Apache Spark - PySpark

PySpark

Udemy
platform
English
language
IT Certification
category
instructor
Apache Spark - PySpark
23
students
20 hours
content
Jun 2023
last update
$44.99
regular price

What you will learn

Learners will understand the Apache Spark Foundation and Spark Architecture

How Apache Spark can be used in Data Engineering and Data Processing

Working with different Data Sources and types of Datasets

Working with Data Frames and PySpark

Use Python and Spark together to analyze Big Data

Learner will understand about PySpark RDD

PySpark DataFrames Actions and Transformation

Use of different file formats such as Parquet, JSON, CSV etc in building Data Engineering Pipelines

Why take this course?

🌟 Apache Spark - PySpark Course: Harness the Power of Big Data with Python 🌟


Course Overview:

Dive into the world of Big Data with our comprehensive and hands-on Apache Spark - PySpark Course. This course is designed to take you from a beginner to an advanced user of Apache Spark using Python, one of the most influential programming languages in the data science domain.


Why Choose PySpark? πŸš€

  • Industry Demand: Top tech giants like Google, Facebook, Netflix, Airbnb, Amazon, and NASA are harnessing the power of Apache Spark for their Big Data needs.
  • Performance: Up to 100 times faster than Hadoop MapReduce, making it a key tool for large-scale data processing.
  • Market Value: Mastering Spark, especially with its PySpark framework, makes you a highly sought-after professional in the job market.

What You'll Learn:

Apache Spark Fundamentals:

  • Understand the Spark architecture and its ecosystem.
  • Get to grips with Spark's Data Sources API and DataFrame API.
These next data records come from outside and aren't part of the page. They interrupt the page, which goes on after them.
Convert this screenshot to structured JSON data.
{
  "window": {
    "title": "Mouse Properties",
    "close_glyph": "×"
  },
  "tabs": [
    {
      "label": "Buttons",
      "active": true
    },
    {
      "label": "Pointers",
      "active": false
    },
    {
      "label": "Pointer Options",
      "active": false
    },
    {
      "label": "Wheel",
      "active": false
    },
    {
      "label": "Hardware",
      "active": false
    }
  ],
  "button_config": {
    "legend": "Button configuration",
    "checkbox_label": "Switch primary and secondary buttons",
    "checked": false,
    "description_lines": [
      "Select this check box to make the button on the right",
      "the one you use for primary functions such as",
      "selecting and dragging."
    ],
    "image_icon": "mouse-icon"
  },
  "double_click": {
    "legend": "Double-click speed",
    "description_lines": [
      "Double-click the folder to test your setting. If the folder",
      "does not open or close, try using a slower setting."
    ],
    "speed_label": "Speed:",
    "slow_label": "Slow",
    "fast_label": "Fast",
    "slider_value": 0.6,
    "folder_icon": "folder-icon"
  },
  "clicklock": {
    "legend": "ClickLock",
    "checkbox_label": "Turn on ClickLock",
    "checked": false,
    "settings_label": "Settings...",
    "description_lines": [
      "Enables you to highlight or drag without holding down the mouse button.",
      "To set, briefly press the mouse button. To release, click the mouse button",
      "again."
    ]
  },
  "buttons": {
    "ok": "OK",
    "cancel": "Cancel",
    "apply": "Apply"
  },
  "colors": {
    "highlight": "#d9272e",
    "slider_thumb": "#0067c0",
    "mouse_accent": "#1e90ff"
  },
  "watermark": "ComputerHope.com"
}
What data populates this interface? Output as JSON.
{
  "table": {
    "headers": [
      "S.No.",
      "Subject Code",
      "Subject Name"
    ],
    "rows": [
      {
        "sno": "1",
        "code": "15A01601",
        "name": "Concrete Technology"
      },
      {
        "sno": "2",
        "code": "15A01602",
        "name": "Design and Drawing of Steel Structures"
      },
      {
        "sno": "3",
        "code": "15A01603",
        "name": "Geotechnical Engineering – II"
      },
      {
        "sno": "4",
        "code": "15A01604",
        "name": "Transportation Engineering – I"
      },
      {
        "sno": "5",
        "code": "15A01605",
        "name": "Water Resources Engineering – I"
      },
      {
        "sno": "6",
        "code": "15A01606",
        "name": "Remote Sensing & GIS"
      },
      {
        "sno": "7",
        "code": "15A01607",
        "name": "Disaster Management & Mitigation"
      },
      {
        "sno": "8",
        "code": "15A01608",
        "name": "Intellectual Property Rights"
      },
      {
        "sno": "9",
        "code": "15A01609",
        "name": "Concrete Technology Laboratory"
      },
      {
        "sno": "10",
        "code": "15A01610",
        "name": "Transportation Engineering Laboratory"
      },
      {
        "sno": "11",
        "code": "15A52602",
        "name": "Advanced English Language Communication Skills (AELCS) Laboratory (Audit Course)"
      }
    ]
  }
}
Data Manipulation & Analysis:

  • Efficiently ingest data from CSVs, JSON files, and more into your data lake as parquet files or tables.
  • Execute crucial PySpark transformations such as filtering, joining, aggregations, and groupBy operations to manipulate and analyze data effectively.

DataFrame Operations:

  • Learn how to create local and temporary views to organize your data within PySpark more efficiently.
  • Master PySpark DataFrames for advanced data analysis tasks.

Advanced Topics:

  • Explore Spark RDDs (Resilient Distributed Datasets) as the foundation of Spark's distributed data processing capabilities.
  • Understand the use of DataFrame transformations and actions to perform complex data operations.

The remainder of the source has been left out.